A personal mashup of QNX, cars, embedded systems, and photography.
Explaining a technical product to non-technical people
When people ask what your company does, what do you say? If your company makes cars or chairs or smartphones, the answer is relatively easy. But if your company makes FPGAs, realtime operating systems, or programming tools, the answer can be too down in the weeds for most people. Explaining a technical product to a non-technical audience is a challenge. To succeed, you have to meet people on their level, without being condescending. Most people love a good explanation, but everyone hates being talked down to.
One secret is to connect your product to things people do every day. At QNX, for example, we realized that our technology affects people whether they drive to work, flip a light switch, or use a credit card. So that’s how I often start the conversation.
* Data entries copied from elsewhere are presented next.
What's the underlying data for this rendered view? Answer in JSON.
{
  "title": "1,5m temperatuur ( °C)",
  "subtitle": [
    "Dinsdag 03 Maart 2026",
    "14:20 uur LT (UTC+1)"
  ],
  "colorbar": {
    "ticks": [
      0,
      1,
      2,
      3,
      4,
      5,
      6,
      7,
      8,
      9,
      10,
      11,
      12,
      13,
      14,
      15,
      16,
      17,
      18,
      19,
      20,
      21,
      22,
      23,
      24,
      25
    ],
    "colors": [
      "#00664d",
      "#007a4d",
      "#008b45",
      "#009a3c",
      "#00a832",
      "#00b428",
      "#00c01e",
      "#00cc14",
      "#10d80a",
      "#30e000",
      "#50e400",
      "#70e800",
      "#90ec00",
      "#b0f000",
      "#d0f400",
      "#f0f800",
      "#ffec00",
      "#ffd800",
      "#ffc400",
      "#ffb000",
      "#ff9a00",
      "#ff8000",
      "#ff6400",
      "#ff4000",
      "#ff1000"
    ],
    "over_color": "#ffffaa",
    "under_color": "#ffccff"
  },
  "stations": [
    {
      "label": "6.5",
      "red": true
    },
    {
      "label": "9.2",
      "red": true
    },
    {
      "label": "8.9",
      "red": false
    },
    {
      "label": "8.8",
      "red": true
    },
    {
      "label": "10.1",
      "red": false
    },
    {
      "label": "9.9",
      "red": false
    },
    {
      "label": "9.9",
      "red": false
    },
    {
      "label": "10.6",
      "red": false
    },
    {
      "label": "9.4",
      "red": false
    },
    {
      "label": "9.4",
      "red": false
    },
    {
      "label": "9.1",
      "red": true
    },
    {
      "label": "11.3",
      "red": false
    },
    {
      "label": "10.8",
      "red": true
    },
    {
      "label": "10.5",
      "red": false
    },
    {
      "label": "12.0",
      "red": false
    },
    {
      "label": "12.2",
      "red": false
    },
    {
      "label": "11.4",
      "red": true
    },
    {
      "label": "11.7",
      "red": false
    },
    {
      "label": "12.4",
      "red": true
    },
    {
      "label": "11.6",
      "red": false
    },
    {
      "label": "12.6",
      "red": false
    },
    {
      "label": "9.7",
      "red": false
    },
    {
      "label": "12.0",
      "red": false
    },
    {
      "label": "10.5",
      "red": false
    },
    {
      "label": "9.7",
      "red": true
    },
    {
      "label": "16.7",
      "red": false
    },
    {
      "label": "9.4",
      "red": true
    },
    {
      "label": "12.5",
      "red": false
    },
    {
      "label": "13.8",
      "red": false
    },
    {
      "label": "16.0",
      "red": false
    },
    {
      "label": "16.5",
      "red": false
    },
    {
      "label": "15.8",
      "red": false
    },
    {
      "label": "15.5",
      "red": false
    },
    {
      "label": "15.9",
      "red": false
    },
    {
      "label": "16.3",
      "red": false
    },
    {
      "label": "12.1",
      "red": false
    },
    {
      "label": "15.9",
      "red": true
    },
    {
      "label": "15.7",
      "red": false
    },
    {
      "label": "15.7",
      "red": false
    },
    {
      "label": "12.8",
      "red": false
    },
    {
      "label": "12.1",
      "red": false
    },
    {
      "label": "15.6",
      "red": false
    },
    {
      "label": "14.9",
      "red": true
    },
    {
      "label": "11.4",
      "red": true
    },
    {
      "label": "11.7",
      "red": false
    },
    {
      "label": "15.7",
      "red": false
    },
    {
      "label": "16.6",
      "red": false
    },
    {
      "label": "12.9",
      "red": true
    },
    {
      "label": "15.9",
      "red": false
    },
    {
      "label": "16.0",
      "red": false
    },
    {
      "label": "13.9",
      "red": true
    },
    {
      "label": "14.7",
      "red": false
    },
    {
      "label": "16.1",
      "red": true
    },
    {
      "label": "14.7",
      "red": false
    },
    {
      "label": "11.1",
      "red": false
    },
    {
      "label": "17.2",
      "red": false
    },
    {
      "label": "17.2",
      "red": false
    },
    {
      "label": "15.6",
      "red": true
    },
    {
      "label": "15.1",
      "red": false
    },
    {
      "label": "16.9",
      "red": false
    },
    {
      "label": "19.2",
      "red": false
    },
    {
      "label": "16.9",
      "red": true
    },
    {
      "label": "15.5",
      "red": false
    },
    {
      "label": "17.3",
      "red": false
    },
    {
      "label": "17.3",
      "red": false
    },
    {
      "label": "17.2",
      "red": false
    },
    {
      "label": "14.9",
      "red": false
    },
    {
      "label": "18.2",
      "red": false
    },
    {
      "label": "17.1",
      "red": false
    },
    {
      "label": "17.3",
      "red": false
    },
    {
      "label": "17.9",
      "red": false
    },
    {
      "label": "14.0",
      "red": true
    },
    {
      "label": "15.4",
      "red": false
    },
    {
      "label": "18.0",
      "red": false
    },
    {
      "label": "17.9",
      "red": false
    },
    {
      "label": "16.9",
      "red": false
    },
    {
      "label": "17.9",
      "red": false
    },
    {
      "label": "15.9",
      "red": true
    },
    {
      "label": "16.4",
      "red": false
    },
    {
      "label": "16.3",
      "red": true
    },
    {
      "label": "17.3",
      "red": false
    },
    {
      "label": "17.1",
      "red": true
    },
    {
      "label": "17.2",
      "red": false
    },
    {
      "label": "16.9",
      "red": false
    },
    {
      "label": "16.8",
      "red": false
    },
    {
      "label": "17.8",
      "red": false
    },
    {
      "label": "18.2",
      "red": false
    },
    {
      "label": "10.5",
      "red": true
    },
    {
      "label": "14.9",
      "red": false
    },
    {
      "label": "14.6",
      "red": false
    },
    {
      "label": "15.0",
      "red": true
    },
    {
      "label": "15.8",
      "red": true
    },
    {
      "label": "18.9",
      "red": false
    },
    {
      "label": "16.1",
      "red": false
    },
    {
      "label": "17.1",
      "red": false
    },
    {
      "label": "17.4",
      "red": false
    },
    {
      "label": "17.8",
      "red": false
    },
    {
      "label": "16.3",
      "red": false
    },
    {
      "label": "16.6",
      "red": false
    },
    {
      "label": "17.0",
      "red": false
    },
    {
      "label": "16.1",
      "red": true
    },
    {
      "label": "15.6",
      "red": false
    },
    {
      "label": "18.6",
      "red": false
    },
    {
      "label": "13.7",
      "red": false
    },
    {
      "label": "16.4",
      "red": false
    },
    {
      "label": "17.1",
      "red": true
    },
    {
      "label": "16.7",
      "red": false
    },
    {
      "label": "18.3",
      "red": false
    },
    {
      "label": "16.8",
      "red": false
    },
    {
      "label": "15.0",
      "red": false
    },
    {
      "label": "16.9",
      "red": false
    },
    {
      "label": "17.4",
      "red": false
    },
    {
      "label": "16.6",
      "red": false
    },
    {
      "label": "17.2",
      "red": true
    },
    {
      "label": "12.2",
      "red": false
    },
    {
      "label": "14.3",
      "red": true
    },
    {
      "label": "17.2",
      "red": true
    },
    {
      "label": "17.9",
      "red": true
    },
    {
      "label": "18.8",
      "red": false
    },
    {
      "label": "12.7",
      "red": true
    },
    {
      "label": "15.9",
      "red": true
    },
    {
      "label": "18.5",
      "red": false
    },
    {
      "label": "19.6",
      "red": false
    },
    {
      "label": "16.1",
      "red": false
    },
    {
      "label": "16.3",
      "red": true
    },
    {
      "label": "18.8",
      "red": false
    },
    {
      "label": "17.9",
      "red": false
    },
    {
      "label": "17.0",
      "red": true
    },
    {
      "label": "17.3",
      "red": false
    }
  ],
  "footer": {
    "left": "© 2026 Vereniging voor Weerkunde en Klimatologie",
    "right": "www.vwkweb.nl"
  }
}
Chances are, you used QNX technology today, without knowing it. I find this a good opening sentence. I follow it up with some examples that QNX recently published in the infographic, “35 Ways QNX Touches Our Lives” (see below). For example, QNX touches your life when you:
Flip a light switch — QNX technology controls thousands of power generation systems, from wind turbines to nuclear stations to hydroelectric plants.
Go online — QNX technology is at the core of massive Internet routers that handle data, voice, and video traffic for hundreds of millions of users every day.
Use a credit card — Banks the world over use QNX-based systems to issue payment cards and PINs, facilitating secure, reliable transactions.
Take a nap — QNX-based spinning and weaving systems produce high-quality fabrics for everything from bed sheets to towels, sweaters, and furniture.
Keep house — QNX-based robot vacuums can clean your entire home, even under beds and other furniture. So you can sit back instead of hurting your back.
Once I've provided a few of these examples, it's easier to gauge whether the listener is interested more of a deep dive — the how, rather than the what.
What about you? Have you had success explaining your technical product to non-technical audiences, be they reporters, analysts, or your great aunt Mildred? If so, what worked? What didn't?